В конце дня, после окончания работы, каждому труженику отоварка полагается. То есть, тем натуральным продуктом, который он сегодня собирал, с ним в энном количестве и рассчитываются. И эту загадочную цифру «N» ежедневно определяет бригадирша. Она здесь самая главная. Но зависит этот размер не от каких-то там норм или договорённостей, и даже не от её сегодняшнего настроения, а от ситуации. Если в этот момент подъедет агроном, председатель, или хотя бы бригадир другой бригады, тогда, дабы показать, что она бережёт и экономит колхозное добро, поменьше даст — по ведру, ну, по два. А если никого нет, и настроение хорошее, то и по мешку, и даже по полтора, разрешит вывезти.
Наша задача: при посадке в автобус следить, чтобы лишнего не утащили. Скажет бригадирша «по мешку», значит, следи, чтобы количество мешков, загружаемых в автобус, соответствовало количеству пассажиров.
В общем, творческая работа. Я не шучу, это серьёзно. А творчество в том, чтобы не заметить, как они лишнее тащат. Но в тоже время, чтоб и бригадирша видела, какой ты строгий и принципиальный. То есть, надо не видеть то, что не видит она, и поднимать шум, если она что-то заметила. Потому что, с одной стороны, с бригадой ссориться не стоит, ведь они же тебе по утрам, перед окончанием смены, твою же отоварку собирают. С другой стороны, и службу показать надо, и характер.
Когда, например, на обед в автобус все беременные с поля идут, этого не замечаешь. А беременные буквально все. И девицы, и бабки старые, и мужики. Карманы тоже морковкой, свеклой набиты. Даже специальные баулы в штаны и юбки вшивают.
Казалось бы, ну сколько ж ты там, за пазухой, унесёшь? Ведь в конце дня мешок получишь. Нет, хоть пару морковок, хоть помидорину, а прихватить надо.
Да что ж мы за люди такие?!
Скажи человеку: «Вот тебе поле, бери сколько нужно», так мало того, что наберёт не сколько нужно, а сколько увезти сможет, даже если не съест, даже если сгниёт у него всё и выбросит, но всё равно тащить будет. Да ещё, если скажут, бери здесь, а не здесь, он, прежде всего, норовит взять именно там, где не разрешили. Даже если там то же самое, даже если хуже. Но тянет его именно туда. Ну не можем мы не украсть. Видно, уже в крови это, как теперь говорят, в менталитете.

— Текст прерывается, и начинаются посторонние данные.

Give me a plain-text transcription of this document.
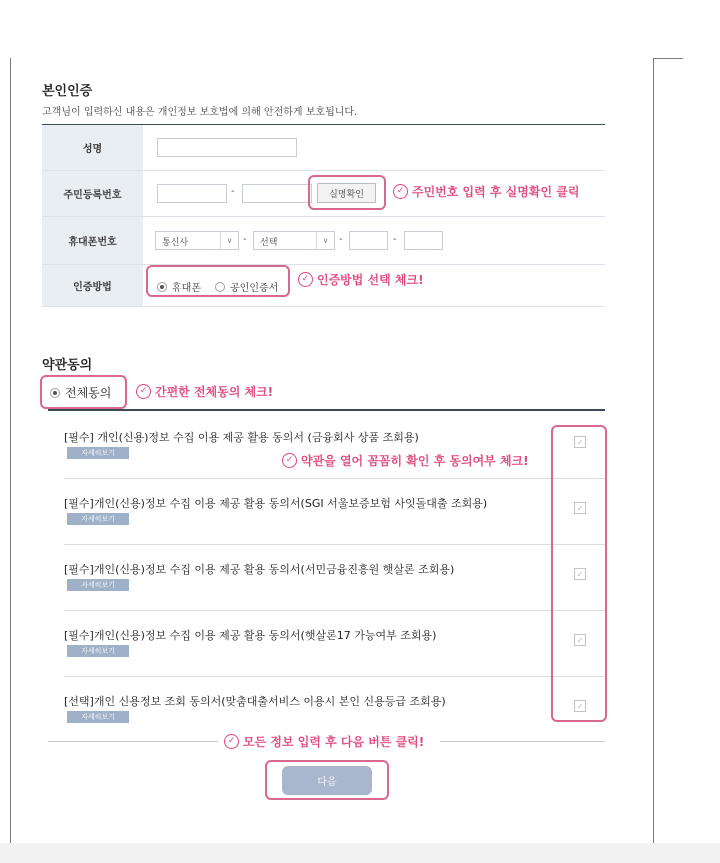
본인인증
고객님이 입력하신 내용은 개인정보 보호법에 의해 안전하게 보호됩니다.
성명
주민등록번호	-	실명확인
휴대폰번호	통신사	∨	- 선택	∨	-	-
인증방법	휴대폰	공인인증서
✓ 주민번호 입력 후 실명확인 클릭
✓ 인증방법 선택 체크!
약관동의
전체동의	✓ 간편한 전체동의 체크!
[필수] 개인(신용)정보 수집 이용 제공 활용 동의서 (금융회사 상품 조회용)
자세히보기
✓
[필수]개인(신용)정보 수집 이용 제공 활용 동의서(SGI 서울보증보험 사잇돌대출 조회용)
자세히보기
✓
[필수]개인(신용)정보 수집 이용 제공 활용 동의서(서민금융진흥원 햇살론 조회용)
자세히보기
✓
[필수]개인(신용)정보 수집 이용 제공 활용 동의서(햇살론17 가능여부 조회용)
자세히보기
✓
[선택]개인 신용정보 조회 동의서(맞춤대출서비스 이용시 본인 신용등급 조회용)
자세히보기
✓
✓ 약관을 열어 꼼꼼히 확인 후 동의여부 체크!
✓ 모든 정보 입력 후 다음 버튼 클릭!
다음
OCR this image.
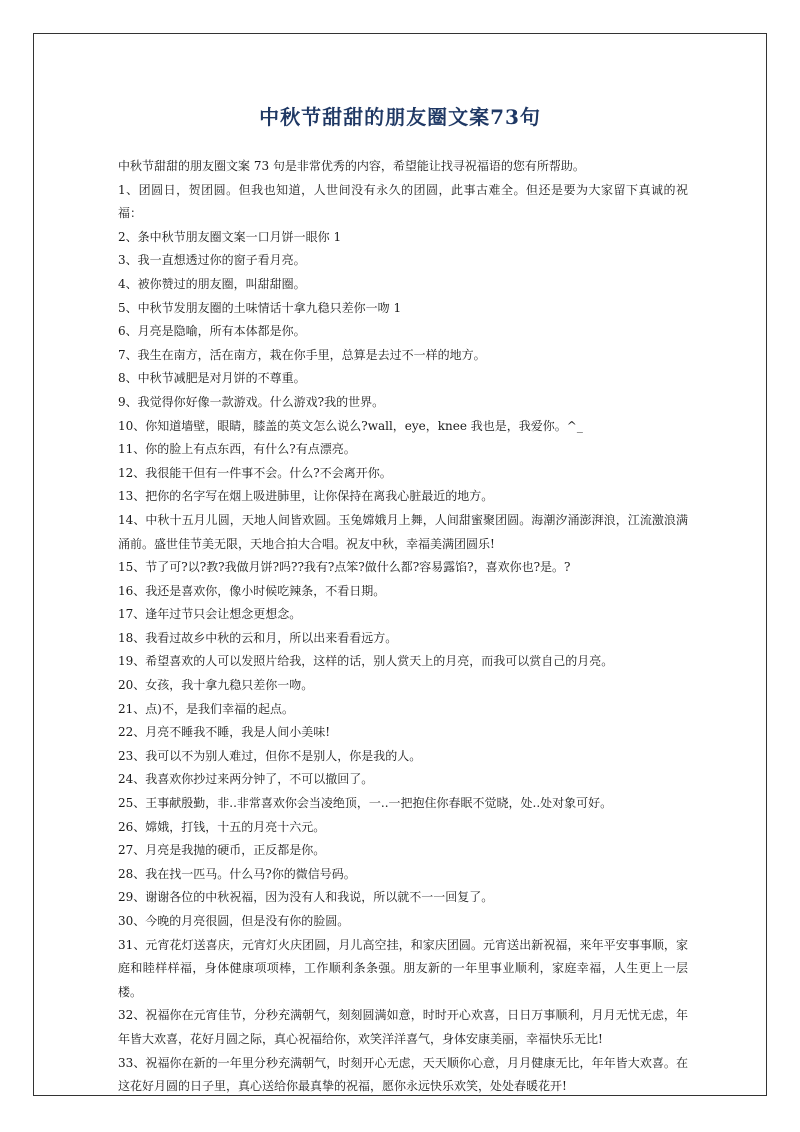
中秋节甜甜的朋友圈文案73句

中秋节甜甜的朋友圈文案 73 句是非常优秀的内容，希望能让找寻祝福语的您有所帮助。

1、团圆日，贺团圆。但我也知道，人世间没有永久的团圆，此事古难全。但还是要为大家留下真诚的祝福：

2、条中秋节朋友圈文案一口月饼一眼你 1

3、我一直想透过你的窗子看月亮。

4、被你赞过的朋友圈，叫甜甜圈。

5、中秋节发朋友圈的土味情话十拿九稳只差你一吻 1

6、月亮是隐喻，所有本体都是你。

7、我生在南方，活在南方，栽在你手里，总算是去过不一样的地方。

8、中秋节减肥是对月饼的不尊重。

9、我觉得你好像一款游戏。什么游戏?我的世界。

10、你知道墙壁，眼睛，膝盖的英文怎么说么?wall，eye，knee 我也是，我爱你。^_

11、你的脸上有点东西，有什么?有点漂亮。

12、我很能干但有一件事不会。什么?不会离开你。

13、把你的名字写在烟上吸进肺里，让你保持在离我心脏最近的地方。

14、中秋十五月儿圆，天地人间皆欢圆。玉兔嫦娥月上舞，人间甜蜜聚团圆。海潮汐涌澎湃浪，江流激浪满涌前。盛世佳节美无限，天地合拍大合唱。祝友中秋，幸福美满团圆乐!

15、节了可?以?教?我做月饼?吗??我有?点笨?做什么都?容易露馅?，喜欢你也?是。?

16、我还是喜欢你，像小时候吃辣条，不看日期。

17、逢年过节只会让想念更想念。

18、我看过故乡中秋的云和月，所以出来看看远方。

19、希望喜欢的人可以发照片给我，这样的话，别人赏天上的月亮，而我可以赏自己的月亮。

20、女孩，我十拿九稳只差你一吻。

21、点)不，是我们幸福的起点。

22、月亮不睡我不睡，我是人间小美味!

23、我可以不为别人难过，但你不是别人，你是我的人。

24、我喜欢你抄过来两分钟了，不可以撤回了。

25、王事献殷勤，非..非常喜欢你会当凌绝顶，一..一把抱住你春眠不觉晓，处..处对象可好。

26、嫦娥，打钱，十五的月亮十六元。

27、月亮是我抛的硬币，正反都是你。

28、我在找一匹马。什么马?你的微信号码。

29、谢谢各位的中秋祝福，因为没有人和我说，所以就不一一回复了。

30、今晚的月亮很圆，但是没有你的脸圆。

31、元宵花灯送喜庆，元宵灯火庆团圆，月儿高空挂，和家庆团圆。元宵送出新祝福，来年平安事事顺，家庭和睦样样福，身体健康项项棒，工作顺利条条强。朋友新的一年里事业顺利，家庭幸福，人生更上一层楼。

32、祝福你在元宵佳节，分秒充满朝气，刻刻圆满如意，时时开心欢喜，日日万事顺利，月月无忧无虑，年年皆大欢喜，花好月圆之际，真心祝福给你，欢笑洋洋喜气，身体安康美丽，幸福快乐无比!

33、祝福你在新的一年里分秒充满朝气，时刻开心无虑，天天顺你心意，月月健康无比，年年皆大欢喜。在这花好月圆的日子里，真心送给你最真挚的祝福，愿你永远快乐欢笑，处处春暖花开!
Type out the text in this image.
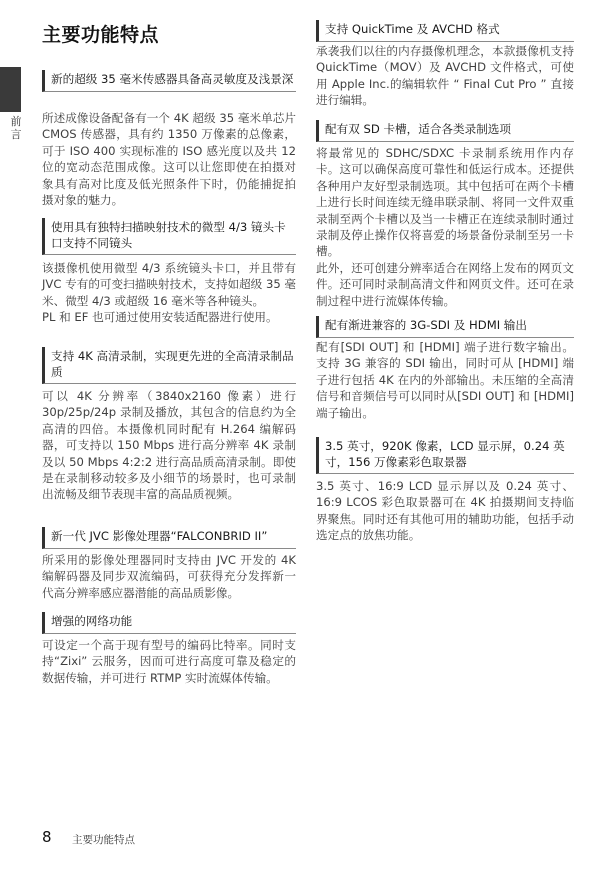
主要功能特点
前言
新的超级 35 毫米传感器具备高灵敏度及浅景深

所述成像设备配备有一个 4K 超级 35 毫米单芯片 CMOS 传感器，具有约 1350 万像素的总像素，可于 ISO 400 实现标准的 ISO 感光度以及共 12 位的宽动态范围成像。这可以让您即使在拍摄对象具有高对比度及低光照条件下时，仍能捕捉拍摄对象的魅力。

使用具有独特扫描映射技术的微型 4/3 镜头卡口支持不同镜头

该摄像机使用微型 4/3 系统镜头卡口，并且带有 JVC 专有的可变扫描映射技术，支持如超级 35 毫米、微型 4/3 或超级 16 毫米等各种镜头。

PL 和 EF 也可通过使用安装适配器进行使用。

支持 4K 高清录制，实现更先进的全高清录制品质

可以 4K 分辨率（3840x2160 像素）进行 30p/25p/24p 录制及播放，其包含的信息约为全高清的四倍。本摄像机同时配有 H.264 编解码器，可支持以 150 Mbps 进行高分辨率 4K 录制及以 50 Mbps 4:2:2 进行高品质高清录制。即使是在录制移动较多及小细节的场景时，也可录制出流畅及细节表现丰富的高品质视频。

新一代 JVC 影像处理器“FALCONBRID II”

所采用的影像处理器同时支持由 JVC 开发的 4K 编解码器及同步双流编码，可获得充分发挥新一代高分辨率感应器潜能的高品质影像。

增强的网络功能

可设定一个高于现有型号的编码比特率。同时支持“Zixi” 云服务，因而可进行高度可靠及稳定的数据传输，并可进行 RTMP 实时流媒体传输。

支持 QuickTime 及 AVCHD 格式

承袭我们以往的内存摄像机理念，本款摄像机支持 QuickTime（MOV）及 AVCHD 文件格式，可使用 Apple Inc.的编辑软件 “ Final Cut Pro ” 直接进行编辑。

配有双 SD 卡槽，适合各类录制选项

将最常见的 SDHC/SDXC 卡录制系统用作内存卡。这可以确保高度可靠性和低运行成本。还提供各种用户友好型录制选项。其中包括可在两个卡槽上进行长时间连续无缝串联录制、将同一文件双重录制至两个卡槽以及当一卡槽正在连续录制时通过录制及停止操作仅将喜爱的场景备份录制至另一卡槽。

此外，还可创建分辨率适合在网络上发布的网页文件。还可同时录制高清文件和网页文件。还可在录制过程中进行流媒体传输。

配有渐进兼容的 3G-SDI 及 HDMI 输出

配有[SDI OUT] 和 [HDMI] 端子进行数字输出。支持 3G 兼容的 SDI 输出，同时可从 [HDMI] 端子进行包括 4K 在内的外部输出。未压缩的全高清信号和音频信号可以同时从[SDI OUT] 和 [HDMI] 端子输出。

3.5 英寸，920K 像素，LCD 显示屏，0.24 英寸，156 万像素彩色取景器

3.5 英寸、16:9 LCD 显示屏以及 0.24 英寸、16:9 LCOS 彩色取景器可在 4K 拍摄期间支持临界聚焦。同时还有其他可用的辅助功能，包括手动选定点的放焦功能。

8 主要功能特点
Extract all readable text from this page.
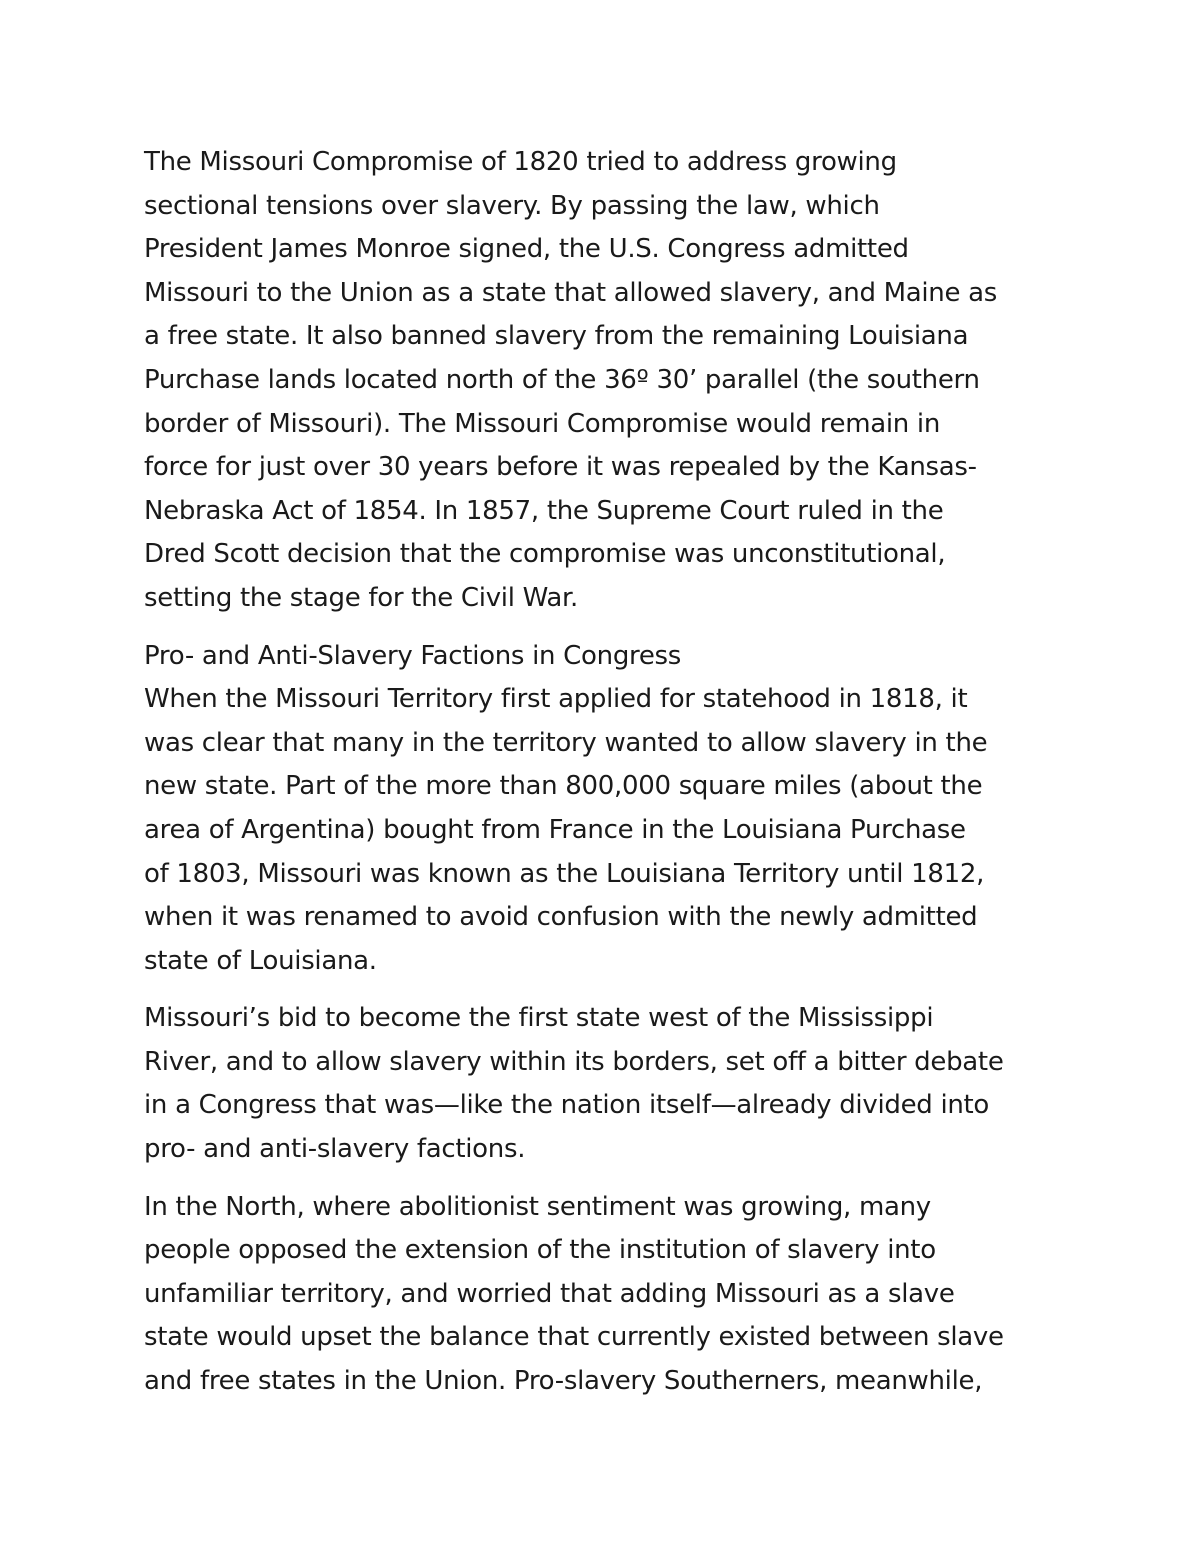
The Missouri Compromise of 1820 tried to address growing
sectional tensions over slavery. By passing the law, which
President James Monroe signed, the U.S. Congress admitted
Missouri to the Union as a state that allowed slavery, and Maine as
a free state. It also banned slavery from the remaining Louisiana
Purchase lands located north of the 36º 30’ parallel (the southern
border of Missouri). The Missouri Compromise would remain in
force for just over 30 years before it was repealed by the Kansas-
Nebraska Act of 1854. In 1857, the Supreme Court ruled in the
Dred Scott decision that the compromise was unconstitutional,
setting the stage for the Civil War.

Pro- and Anti-Slavery Factions in Congress

When the Missouri Territory first applied for statehood in 1818, it
was clear that many in the territory wanted to allow slavery in the
new state. Part of the more than 800,000 square miles (about the
area of Argentina) bought from France in the Louisiana Purchase
of 1803, Missouri was known as the Louisiana Territory until 1812,
when it was renamed to avoid confusion with the newly admitted
state of Louisiana.

Missouri’s bid to become the first state west of the Mississippi
River, and to allow slavery within its borders, set off a bitter debate
in a Congress that was—like the nation itself—already divided into
pro- and anti-slavery factions.

In the North, where abolitionist sentiment was growing, many
people opposed the extension of the institution of slavery into
unfamiliar territory, and worried that adding Missouri as a slave
state would upset the balance that currently existed between slave
and free states in the Union. Pro-slavery Southerners, meanwhile,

А если вы спросите, кто ж ещё ворует, я отвечу — все! Хотя чисто теоретически это, может быть, и не совсем верно. Может, где-то в тихом углу и притаился ещё особый индивидуум, которого миновала сия всеобщая клептомания. Но он будет лишь тем исключением, которое подтверждает печальную аксиому. Впрочем, вряд ли вы такого найдёте. Но даже если сыщите, и причину выяснять начнёте, почему же такое исключение, то убедитесь, что не ворует он только лишь по причине собственной лени, которая раньше его родилась.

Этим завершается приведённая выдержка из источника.